Before going further with that we should ask which of these issues really concerns the ‘Year 600’? The separation of the east from the west had been on-going since the third century, and the same is true, or even more so, of the separation of the north-west from the western Mediterranean littoral. Nonetheless something significant did happen in the 6th century, especially in its later half. Western Europe simply drops off the radar of writers in the East, and changes in trade and commerce emphasise the separation of the two halves of the Mediterranean (Pirenne was correct to notice that, even with the limited data at his disposal, but the chronology is too early for the Arab Conquests to be the cause).
Looking at these issues in the long term thus sheds a rather different light upon them and that does in some ways compel a rethink of what we might think of as the historian’s agenda. Are we looking at things the wrong way round? You could argue that it’s not the rupture of the Mediterranean that is the great historical problem requiring explanation – explanation frequently in terms of dramatic politico-military events – but the creation of Mediterranean unity, or of connections between the north-west of Europe and the regions to its south, in the first place.

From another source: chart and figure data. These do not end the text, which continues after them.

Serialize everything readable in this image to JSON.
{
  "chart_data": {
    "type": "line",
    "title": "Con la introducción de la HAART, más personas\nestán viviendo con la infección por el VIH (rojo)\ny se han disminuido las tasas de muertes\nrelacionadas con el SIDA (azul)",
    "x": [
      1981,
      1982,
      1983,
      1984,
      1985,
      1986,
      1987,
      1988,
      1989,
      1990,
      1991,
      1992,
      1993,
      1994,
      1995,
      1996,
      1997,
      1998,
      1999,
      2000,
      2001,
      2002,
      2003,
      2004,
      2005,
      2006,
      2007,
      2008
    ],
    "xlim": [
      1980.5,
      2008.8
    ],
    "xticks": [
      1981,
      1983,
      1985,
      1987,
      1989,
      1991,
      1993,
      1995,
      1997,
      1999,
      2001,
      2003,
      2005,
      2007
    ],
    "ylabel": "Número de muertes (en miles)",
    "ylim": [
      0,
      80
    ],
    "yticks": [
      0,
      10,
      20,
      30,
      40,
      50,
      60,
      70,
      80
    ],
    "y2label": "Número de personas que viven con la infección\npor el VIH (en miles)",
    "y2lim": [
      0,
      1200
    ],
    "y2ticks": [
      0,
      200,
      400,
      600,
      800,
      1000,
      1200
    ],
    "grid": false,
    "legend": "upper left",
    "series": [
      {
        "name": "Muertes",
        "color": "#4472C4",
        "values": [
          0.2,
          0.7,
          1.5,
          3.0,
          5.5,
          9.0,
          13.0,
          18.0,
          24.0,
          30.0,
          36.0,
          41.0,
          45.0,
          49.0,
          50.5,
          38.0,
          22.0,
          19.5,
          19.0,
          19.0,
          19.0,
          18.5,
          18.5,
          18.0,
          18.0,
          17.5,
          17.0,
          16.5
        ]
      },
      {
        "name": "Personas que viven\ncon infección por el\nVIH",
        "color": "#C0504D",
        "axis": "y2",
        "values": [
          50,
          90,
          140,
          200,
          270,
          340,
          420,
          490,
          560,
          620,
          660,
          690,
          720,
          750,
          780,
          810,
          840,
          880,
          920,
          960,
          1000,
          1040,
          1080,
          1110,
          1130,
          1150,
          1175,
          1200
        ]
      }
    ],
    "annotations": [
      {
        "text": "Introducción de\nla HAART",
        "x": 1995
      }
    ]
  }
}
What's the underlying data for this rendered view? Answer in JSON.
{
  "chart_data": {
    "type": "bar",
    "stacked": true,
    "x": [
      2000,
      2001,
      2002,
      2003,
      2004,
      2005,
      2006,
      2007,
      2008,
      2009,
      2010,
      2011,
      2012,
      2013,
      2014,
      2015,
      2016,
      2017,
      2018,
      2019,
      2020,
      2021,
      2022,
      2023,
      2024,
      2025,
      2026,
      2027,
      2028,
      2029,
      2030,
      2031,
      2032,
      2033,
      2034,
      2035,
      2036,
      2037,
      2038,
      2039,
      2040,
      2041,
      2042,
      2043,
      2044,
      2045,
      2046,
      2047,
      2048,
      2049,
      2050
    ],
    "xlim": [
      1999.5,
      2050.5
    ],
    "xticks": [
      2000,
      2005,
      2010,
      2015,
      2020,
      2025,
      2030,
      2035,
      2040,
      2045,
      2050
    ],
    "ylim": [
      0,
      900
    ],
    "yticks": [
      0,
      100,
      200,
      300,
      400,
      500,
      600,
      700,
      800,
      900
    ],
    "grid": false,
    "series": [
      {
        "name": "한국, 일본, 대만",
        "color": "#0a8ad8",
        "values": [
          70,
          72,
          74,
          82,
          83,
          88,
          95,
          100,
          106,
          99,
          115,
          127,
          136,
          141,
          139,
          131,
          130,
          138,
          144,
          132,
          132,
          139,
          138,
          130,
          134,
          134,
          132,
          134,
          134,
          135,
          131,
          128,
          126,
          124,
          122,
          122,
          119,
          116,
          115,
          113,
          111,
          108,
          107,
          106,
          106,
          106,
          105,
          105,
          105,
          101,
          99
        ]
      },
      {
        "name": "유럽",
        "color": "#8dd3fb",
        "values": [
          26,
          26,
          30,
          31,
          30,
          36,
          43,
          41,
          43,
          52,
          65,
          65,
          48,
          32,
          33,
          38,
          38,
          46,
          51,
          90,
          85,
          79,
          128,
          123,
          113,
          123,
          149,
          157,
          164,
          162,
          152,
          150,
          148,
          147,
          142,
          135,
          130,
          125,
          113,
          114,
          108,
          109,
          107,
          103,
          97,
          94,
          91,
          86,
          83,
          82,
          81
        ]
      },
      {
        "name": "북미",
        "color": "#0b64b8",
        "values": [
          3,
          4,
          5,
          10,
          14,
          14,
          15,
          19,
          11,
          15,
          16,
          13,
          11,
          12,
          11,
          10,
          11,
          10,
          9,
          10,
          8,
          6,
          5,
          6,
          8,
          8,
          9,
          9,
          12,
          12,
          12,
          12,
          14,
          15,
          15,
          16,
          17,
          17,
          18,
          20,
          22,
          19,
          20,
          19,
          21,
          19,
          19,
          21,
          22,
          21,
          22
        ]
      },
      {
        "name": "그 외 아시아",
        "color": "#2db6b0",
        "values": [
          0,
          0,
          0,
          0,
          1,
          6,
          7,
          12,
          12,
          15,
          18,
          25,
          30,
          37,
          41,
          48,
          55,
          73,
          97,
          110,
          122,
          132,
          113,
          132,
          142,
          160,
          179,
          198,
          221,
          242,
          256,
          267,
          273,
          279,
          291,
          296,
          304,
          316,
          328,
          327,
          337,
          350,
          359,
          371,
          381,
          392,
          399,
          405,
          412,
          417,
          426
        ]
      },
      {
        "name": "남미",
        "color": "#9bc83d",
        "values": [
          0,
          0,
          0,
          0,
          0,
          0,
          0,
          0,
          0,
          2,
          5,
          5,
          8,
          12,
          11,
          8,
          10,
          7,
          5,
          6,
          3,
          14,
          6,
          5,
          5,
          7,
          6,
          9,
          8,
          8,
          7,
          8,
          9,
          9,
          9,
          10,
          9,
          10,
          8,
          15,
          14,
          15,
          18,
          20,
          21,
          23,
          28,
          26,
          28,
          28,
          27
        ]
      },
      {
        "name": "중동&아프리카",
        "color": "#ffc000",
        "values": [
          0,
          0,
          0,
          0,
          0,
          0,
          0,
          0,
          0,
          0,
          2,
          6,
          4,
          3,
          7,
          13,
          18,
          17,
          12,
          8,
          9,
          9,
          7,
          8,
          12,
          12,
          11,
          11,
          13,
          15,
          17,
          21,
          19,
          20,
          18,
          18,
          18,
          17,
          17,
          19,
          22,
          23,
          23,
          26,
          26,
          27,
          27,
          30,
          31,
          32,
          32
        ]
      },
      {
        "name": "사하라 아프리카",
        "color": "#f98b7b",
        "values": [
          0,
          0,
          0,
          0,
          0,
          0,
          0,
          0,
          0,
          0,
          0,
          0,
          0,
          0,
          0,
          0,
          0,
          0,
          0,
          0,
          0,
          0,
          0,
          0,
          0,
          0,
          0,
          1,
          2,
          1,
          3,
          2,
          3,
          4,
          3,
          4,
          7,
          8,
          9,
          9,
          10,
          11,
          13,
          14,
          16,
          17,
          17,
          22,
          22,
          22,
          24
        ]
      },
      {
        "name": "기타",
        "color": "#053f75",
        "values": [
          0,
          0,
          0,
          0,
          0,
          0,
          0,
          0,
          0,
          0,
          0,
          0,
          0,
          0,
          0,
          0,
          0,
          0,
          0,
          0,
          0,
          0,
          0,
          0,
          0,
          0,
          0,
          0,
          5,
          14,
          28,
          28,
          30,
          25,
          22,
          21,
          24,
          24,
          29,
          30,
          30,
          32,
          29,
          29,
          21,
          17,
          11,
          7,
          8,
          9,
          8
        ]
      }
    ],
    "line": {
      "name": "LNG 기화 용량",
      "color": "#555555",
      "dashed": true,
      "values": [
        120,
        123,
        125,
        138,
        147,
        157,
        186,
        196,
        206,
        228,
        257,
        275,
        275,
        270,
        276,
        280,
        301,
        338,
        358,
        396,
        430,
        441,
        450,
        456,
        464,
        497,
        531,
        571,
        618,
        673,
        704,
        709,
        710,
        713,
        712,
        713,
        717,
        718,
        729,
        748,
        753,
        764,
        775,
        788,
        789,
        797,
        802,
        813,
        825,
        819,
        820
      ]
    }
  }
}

What are the implications of that conclusion, though? Is it an argument in favour of the of ‘longue durée’ approach? People familiar with my work since 1995 will know I have serious reservations about the ‘longue durée’, but nevertheless the way viewing problems in the long term can recast what I just called the historian’s agenda does seem like a powerful argument in its favour. For that reason taking a long view ought to be a part of at least shaping the questions we think are important, and why. It can shed an important light on issues of causation, or causal factors. The problem, for me, is that if we are not careful about what we do with such a perspective it can imply a sort of determinism or inevitability about change through time. That, I remain profoundly opposed to. Things are much more random and unpredictable than that. Further, if such structural features can be overcome at particular points of history, then they can’t be assumed to be naturally determinant. On the other hand, though, if it can be argued that what happened between, say, c.250 and c.650 was just physical geography rearing its ugly head, then do we need to look for decisive politico-military actions to hang causation on?

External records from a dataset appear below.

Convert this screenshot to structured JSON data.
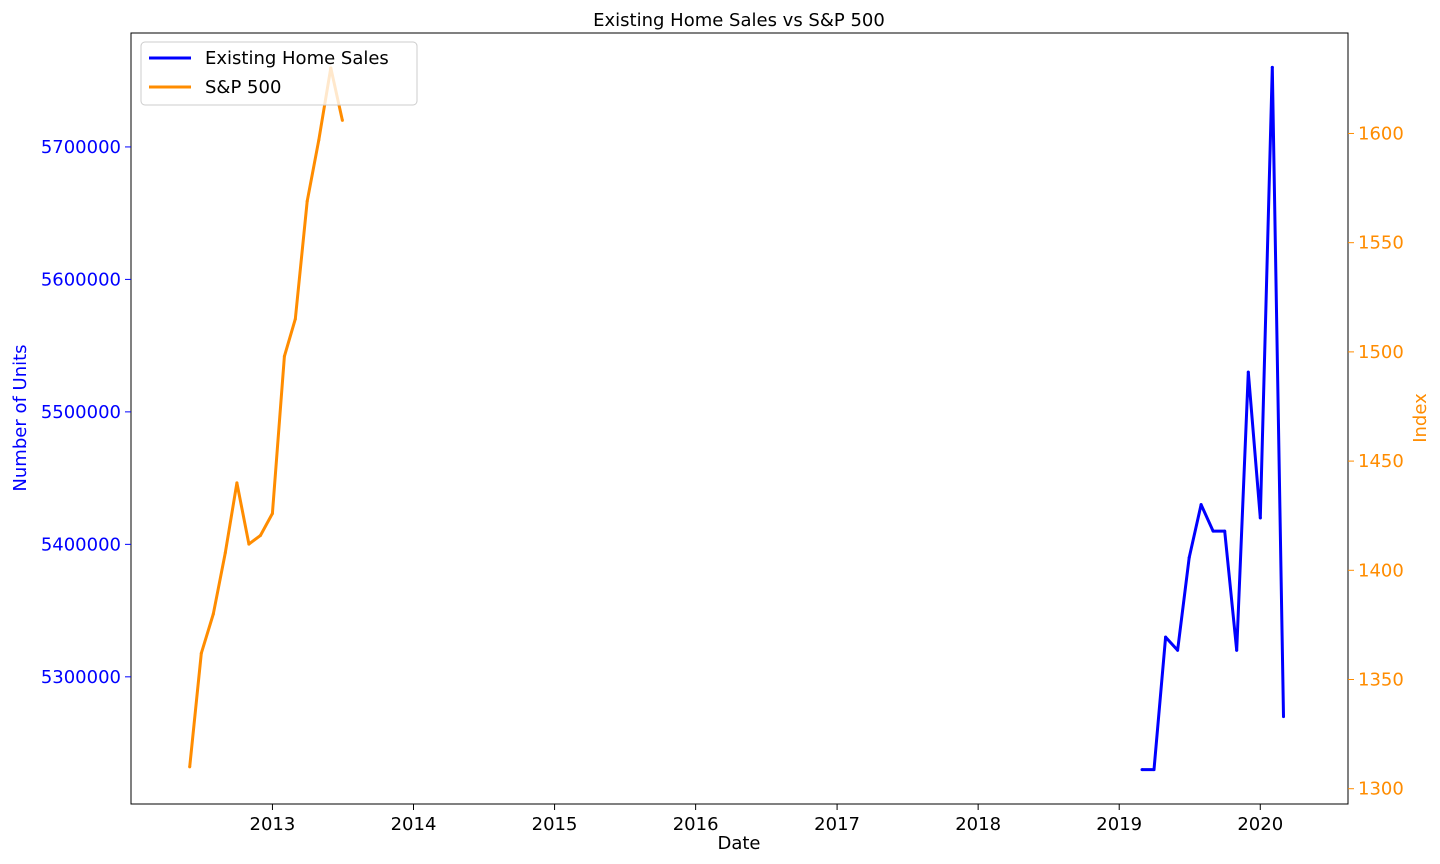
{
  "chart_data": {
    "type": "line",
    "title": "Existing Home Sales vs S&P 500",
    "xlabel": "Date",
    "ylabel_left": "Number of Units",
    "ylabel_right": "Index",
    "grid": false,
    "legend_position": "top-left",
    "xlim": [
      "2012-01-01",
      "2020-08-15"
    ],
    "x_ticks": [
      "2013",
      "2014",
      "2015",
      "2016",
      "2017",
      "2018",
      "2019",
      "2020"
    ],
    "ylim_left": [
      5204000,
      5786000
    ],
    "y_ticks_left": [
      "5300000",
      "5400000",
      "5500000",
      "5600000",
      "5700000"
    ],
    "ylim_right": [
      1293,
      1646
    ],
    "y_ticks_right": [
      "1300",
      "1350",
      "1400",
      "1450",
      "1500",
      "1550",
      "1600"
    ],
    "series": [
      {
        "name": "Existing Home Sales",
        "axis": "left",
        "color": "#0000ff",
        "x": [
          "2019-03-01",
          "2019-04-01",
          "2019-05-01",
          "2019-06-01",
          "2019-07-01",
          "2019-08-01",
          "2019-09-01",
          "2019-10-01",
          "2019-11-01",
          "2019-12-01",
          "2020-01-01",
          "2020-02-01",
          "2020-03-01"
        ],
        "y": [
          5230000,
          5230000,
          5330000,
          5320000,
          5390000,
          5430000,
          5410000,
          5410000,
          5320000,
          5530000,
          5420000,
          5760000,
          5270000
        ]
      },
      {
        "name": "S&P 500",
        "axis": "right",
        "color": "#ff8c00",
        "x": [
          "2012-06-01",
          "2012-07-01",
          "2012-08-01",
          "2012-09-01",
          "2012-10-01",
          "2012-11-01",
          "2012-12-01",
          "2013-01-01",
          "2013-02-01",
          "2013-03-01",
          "2013-04-01",
          "2013-05-01",
          "2013-06-01",
          "2013-07-01"
        ],
        "y": [
          1310,
          1362,
          1380,
          1408,
          1440,
          1412,
          1416,
          1426,
          1498,
          1515,
          1569,
          1597,
          1630,
          1606
        ]
      }
    ]
  }
}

Structural features are important. It is important to isolate what these were, specifically, and in context, rather than just assuming them to be natural, extrapolating them from long-term description, or just assuming them on ‘first principles’. What were the long-term structural issues with regard to the West’s separation from the East, or in north-west Europe’s separation from the western Mediterranean? I will try to put some thoughts together on this for the next instalment.